More money needs to be diverted to smaller research groups, while government support for industry research should be simplified

France needs to change its ‘unduly complex’ funding systems if the country is to stay globally competitive in research and innovation, a report from the Organisation for Economic Co-operation and Development (OECD) has said.

The report warned that France is starting to lag countries such as Germany and the UK on various metrics, including the impact of publications and degree of specialisation, which is measured as the change in distribution of publications since 2000.

It criticised the way public funding is organised, saying the system is too complex and ‘rigid’. Most government money automatically goes to public research organisations, which makes it difficult for smaller research groups to access funds. The OECD suggested that more funds should be awarded competitively to specific projects aligned with ‘national priorities’.

The current trend is to provide money for research groups that are already well-organised, giving little space for new projects

The review also says France’s industries do not invest enough in R&D – with businesses spending far less on research than other countries. This is partly due to France’s small manufacturing sector, which the government has tried to address with large tax credits for R&D. These, the review says, are difficult to regulate, expensive for the government and tend to favour large businesses without doing much to support small and medium enterprises. It suggests research tax credits for large companies should be made ‘less generous’ in favour of an overall decrease in corporation tax.

The OECD did praise recent reforms such as the Investments for the Future (PIA) initiative – a 10-year plan to invest €35 billion (£28 billion) in research, higher education and SME’s that was introduced by Nicholas Sarkozy’s government in 2010. They stressed that the current government should continue to implement the PIA’s policies while making improvements.

‘If the PIA is to have its full impact, the reforms initiated must continue,’ the report says. ‘The challenge for 2020 is to finalise the changes… by selecting from among the measures in place those that make the system more open and flexible.’

Chemist Bernard Meunier, a former director of the French National Centre for Scientific Research (CNRS), agrees that existing systems need to change. ‘The current trend is to provide money for research groups that are already well-organised, giving little space for new projects,’ he says. ‘The selection of projects is too complicated and unfair for non-established research teams,’ He also agrees that the tax credit system to support industry is ‘confused’ and should be revised.

The French government have said they understand the OECD’s concerns and have set up a committee – the national commission for the evaluation of innovation policies – made up of government officials, economists, researchers and industry representatives to improve the effectiveness of innovation policies.

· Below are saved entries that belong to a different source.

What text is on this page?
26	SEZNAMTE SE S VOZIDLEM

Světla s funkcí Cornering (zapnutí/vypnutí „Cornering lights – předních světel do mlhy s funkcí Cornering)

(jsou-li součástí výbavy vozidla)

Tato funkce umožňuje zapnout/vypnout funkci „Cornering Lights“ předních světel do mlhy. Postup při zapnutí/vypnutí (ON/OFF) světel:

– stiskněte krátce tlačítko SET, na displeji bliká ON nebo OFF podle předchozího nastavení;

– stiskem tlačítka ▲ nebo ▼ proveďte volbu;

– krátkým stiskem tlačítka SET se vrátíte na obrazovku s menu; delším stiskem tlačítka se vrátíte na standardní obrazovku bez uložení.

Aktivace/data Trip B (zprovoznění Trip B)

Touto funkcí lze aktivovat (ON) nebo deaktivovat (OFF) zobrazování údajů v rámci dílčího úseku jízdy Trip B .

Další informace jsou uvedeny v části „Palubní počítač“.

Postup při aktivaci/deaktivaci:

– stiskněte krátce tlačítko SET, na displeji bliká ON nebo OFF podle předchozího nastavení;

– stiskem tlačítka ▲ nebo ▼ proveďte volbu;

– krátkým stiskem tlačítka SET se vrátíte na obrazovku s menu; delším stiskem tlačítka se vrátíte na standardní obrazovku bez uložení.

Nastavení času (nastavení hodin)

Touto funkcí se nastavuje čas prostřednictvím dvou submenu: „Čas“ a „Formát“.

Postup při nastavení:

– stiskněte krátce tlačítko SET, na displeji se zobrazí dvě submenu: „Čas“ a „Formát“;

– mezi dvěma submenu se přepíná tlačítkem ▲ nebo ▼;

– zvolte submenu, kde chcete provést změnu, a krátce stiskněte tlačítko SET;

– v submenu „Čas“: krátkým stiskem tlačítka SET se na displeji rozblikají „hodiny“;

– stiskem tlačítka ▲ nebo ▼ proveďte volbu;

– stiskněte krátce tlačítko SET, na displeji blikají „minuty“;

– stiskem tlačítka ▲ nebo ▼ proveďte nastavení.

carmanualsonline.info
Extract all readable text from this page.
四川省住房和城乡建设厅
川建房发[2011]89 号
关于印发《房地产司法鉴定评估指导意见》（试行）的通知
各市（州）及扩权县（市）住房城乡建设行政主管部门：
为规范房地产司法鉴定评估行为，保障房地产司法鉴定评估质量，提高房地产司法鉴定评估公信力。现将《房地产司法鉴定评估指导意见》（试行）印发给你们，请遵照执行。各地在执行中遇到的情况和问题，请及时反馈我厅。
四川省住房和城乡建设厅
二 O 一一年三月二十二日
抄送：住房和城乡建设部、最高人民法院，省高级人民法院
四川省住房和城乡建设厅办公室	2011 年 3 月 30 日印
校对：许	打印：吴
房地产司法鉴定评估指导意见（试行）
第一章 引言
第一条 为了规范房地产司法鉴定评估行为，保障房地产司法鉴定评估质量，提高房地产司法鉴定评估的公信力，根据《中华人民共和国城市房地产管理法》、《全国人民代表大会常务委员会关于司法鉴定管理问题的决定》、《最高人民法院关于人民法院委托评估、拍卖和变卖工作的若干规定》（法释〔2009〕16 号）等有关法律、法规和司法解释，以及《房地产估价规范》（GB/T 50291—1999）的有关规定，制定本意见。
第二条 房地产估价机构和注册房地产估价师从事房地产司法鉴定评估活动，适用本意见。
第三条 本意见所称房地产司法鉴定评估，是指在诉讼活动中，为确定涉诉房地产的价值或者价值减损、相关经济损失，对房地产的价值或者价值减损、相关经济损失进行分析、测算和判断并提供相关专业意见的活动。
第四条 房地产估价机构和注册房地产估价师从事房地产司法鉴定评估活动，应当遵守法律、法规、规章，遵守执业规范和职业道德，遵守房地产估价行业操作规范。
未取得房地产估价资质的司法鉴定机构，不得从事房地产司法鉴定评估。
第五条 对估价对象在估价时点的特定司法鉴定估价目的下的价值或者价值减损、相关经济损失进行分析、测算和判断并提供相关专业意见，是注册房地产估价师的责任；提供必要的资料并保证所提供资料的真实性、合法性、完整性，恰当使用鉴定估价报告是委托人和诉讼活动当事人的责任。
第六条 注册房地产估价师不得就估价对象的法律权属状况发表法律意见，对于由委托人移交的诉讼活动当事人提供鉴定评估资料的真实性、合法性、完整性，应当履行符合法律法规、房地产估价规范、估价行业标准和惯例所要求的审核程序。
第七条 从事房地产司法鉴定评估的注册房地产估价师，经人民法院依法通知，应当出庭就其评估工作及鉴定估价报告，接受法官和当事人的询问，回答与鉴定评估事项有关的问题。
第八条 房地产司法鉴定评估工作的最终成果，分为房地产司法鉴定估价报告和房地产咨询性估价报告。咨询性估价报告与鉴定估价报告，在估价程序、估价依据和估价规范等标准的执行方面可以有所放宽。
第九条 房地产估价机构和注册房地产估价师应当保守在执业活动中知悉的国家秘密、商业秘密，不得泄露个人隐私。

But Meunier is unconvinced this will really make a difference, and says the gap between researchers and policy makers is part of the problem. ‘Too many people talking about research in committees have never been in real contact with research laboratories,’ he says. ‘The leading countries have been able to organise efficient contacts between top-level innovators and officials in charge of making decisions to favour innovation.’

‘We should listen to young talented people to understand what they need to have a successful research career in France. A bottom-up approach would be able to address most of the issues raised in the OECD’s report.’